How will you cope with record high oil and record low dollar?

The Fed’s relentless policy of interest rate cuts is working like a charm. The dollar hit a record low against the Euro ($1.5057) and oil hit a record $102 in response — up 325% since January 2001’s $24. The record oil price has not yet found its way to the gasoline pumps — but it will. If oil prices remain above $100, by this summer gasoline prices will top $4 a gallon — or $80 for a 20-gallon tank. Back in January 2001, you would have paid about $1.59 a gallon — so you’ve got a 152% price increase there.

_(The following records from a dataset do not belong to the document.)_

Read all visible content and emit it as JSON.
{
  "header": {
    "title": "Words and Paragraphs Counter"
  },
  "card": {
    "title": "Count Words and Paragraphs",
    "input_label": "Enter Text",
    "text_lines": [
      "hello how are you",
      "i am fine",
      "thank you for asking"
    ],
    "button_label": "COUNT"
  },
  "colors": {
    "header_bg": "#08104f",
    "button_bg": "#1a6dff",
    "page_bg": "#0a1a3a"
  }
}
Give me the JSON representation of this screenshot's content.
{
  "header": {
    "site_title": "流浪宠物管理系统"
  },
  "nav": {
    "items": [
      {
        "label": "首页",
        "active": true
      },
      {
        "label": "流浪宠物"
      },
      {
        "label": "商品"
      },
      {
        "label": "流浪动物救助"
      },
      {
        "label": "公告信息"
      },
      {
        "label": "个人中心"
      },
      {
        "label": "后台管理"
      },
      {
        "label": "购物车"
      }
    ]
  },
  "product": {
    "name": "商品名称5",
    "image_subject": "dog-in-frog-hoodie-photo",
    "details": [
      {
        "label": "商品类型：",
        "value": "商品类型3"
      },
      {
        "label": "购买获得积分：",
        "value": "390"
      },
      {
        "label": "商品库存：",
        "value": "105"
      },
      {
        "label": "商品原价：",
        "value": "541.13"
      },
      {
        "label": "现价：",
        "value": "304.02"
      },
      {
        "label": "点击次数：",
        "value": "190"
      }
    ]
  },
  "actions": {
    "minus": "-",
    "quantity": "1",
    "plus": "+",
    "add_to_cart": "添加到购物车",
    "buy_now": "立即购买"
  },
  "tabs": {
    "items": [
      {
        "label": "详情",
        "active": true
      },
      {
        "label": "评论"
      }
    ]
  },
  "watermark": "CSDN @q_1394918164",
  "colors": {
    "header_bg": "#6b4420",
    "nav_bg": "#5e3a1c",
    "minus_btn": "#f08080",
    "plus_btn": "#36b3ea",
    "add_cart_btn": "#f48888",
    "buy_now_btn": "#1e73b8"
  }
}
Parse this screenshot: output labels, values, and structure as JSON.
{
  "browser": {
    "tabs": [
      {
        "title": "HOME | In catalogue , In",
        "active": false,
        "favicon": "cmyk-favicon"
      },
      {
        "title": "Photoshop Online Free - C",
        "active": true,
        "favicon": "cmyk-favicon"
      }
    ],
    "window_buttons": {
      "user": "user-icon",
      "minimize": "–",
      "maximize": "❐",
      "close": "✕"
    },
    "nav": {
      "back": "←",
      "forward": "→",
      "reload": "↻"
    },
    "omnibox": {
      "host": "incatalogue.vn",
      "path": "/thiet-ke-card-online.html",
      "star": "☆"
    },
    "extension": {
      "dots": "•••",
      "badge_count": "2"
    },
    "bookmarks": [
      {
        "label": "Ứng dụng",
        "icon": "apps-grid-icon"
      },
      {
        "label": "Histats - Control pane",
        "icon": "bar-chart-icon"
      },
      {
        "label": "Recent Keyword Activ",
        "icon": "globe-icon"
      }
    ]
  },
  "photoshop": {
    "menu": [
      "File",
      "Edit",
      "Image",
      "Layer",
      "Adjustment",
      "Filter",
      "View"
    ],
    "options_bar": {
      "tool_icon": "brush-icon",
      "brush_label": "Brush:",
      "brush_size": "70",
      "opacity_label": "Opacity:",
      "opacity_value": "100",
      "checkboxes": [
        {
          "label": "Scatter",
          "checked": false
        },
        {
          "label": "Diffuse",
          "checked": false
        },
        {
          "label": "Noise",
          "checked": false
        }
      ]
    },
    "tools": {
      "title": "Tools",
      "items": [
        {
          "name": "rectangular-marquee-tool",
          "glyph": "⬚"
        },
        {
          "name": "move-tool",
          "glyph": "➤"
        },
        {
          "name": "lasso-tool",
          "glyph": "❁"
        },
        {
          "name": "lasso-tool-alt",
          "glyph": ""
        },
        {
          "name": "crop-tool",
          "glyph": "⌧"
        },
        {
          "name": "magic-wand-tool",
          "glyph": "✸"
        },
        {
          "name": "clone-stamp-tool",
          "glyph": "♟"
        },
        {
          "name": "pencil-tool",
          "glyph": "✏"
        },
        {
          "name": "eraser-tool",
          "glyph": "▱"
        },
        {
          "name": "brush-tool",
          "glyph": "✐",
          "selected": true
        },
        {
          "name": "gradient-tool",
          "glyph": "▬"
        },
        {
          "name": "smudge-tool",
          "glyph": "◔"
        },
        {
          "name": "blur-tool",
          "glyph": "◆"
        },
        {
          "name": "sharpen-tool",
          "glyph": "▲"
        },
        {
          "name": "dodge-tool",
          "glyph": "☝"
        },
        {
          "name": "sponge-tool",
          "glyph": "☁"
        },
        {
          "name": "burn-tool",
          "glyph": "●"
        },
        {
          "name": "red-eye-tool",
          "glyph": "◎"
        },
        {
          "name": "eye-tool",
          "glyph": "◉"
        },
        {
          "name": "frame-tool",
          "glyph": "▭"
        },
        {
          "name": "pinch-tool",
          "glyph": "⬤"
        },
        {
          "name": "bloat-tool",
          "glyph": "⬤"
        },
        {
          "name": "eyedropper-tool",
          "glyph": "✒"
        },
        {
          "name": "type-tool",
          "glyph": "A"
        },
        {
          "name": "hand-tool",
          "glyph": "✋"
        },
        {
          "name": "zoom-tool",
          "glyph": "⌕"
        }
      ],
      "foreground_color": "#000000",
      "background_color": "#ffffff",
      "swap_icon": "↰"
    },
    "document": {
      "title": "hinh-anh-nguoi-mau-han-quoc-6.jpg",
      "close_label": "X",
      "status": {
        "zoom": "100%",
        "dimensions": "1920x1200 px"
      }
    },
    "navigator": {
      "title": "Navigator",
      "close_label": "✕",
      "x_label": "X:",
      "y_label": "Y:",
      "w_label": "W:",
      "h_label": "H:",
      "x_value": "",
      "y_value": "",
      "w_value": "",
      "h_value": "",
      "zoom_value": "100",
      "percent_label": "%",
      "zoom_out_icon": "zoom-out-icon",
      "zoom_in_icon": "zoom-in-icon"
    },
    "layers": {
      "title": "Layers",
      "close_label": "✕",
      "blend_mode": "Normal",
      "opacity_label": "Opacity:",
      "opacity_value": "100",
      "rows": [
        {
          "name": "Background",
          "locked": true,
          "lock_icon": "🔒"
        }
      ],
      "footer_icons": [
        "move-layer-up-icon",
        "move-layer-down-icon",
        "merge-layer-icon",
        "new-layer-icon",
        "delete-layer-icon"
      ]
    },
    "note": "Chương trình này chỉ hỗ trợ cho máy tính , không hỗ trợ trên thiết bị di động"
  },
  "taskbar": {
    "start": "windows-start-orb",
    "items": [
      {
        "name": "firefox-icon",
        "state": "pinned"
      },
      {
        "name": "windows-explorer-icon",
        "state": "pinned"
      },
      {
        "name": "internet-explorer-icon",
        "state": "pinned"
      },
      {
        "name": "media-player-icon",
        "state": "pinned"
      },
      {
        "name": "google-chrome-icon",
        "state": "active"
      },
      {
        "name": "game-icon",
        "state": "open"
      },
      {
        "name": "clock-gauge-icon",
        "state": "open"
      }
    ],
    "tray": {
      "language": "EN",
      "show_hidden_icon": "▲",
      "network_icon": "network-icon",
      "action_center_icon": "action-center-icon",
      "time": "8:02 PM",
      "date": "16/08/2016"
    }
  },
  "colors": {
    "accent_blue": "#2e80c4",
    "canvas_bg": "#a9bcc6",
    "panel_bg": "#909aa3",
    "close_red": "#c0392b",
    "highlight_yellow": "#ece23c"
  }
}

What is going on here? According to the New York Times, producer inflation is up 7.4% — the worst since 1981. The U.S. has pursued a weak dollar policy — relative to the Euro, the dollar has lost 63.7% of its value since January 2001 when it traded at 92 cents to the Euro. And since oil is denominated in dollars, a weaker dollar translates into a higher oil price. That excludes the effects of political instability in oil producing regions — Iraq and environs — and rising oil demand in China and India.

How are you coping with this? The Times reports that one person, Phyllis Berry, a 31-year-old factory worker who drives a beat-up Dodge Caravan, said, “I used to fill it up pretty regularly, but now I drive it until the tank is almost empty, looking for the cheapest place to buy gas.” She said that she used to take her four children to the movies four or five times a month. But with the cost of gas, tickets, popcorn and soda adding up to $70, they now go only once a month.

When the Fed’s Chair Ben Bernanke testifies today, he’ll likely dismiss inflation as a lesser concern than the credit crunch. Is he making the right choice? I don’t think so. How about you?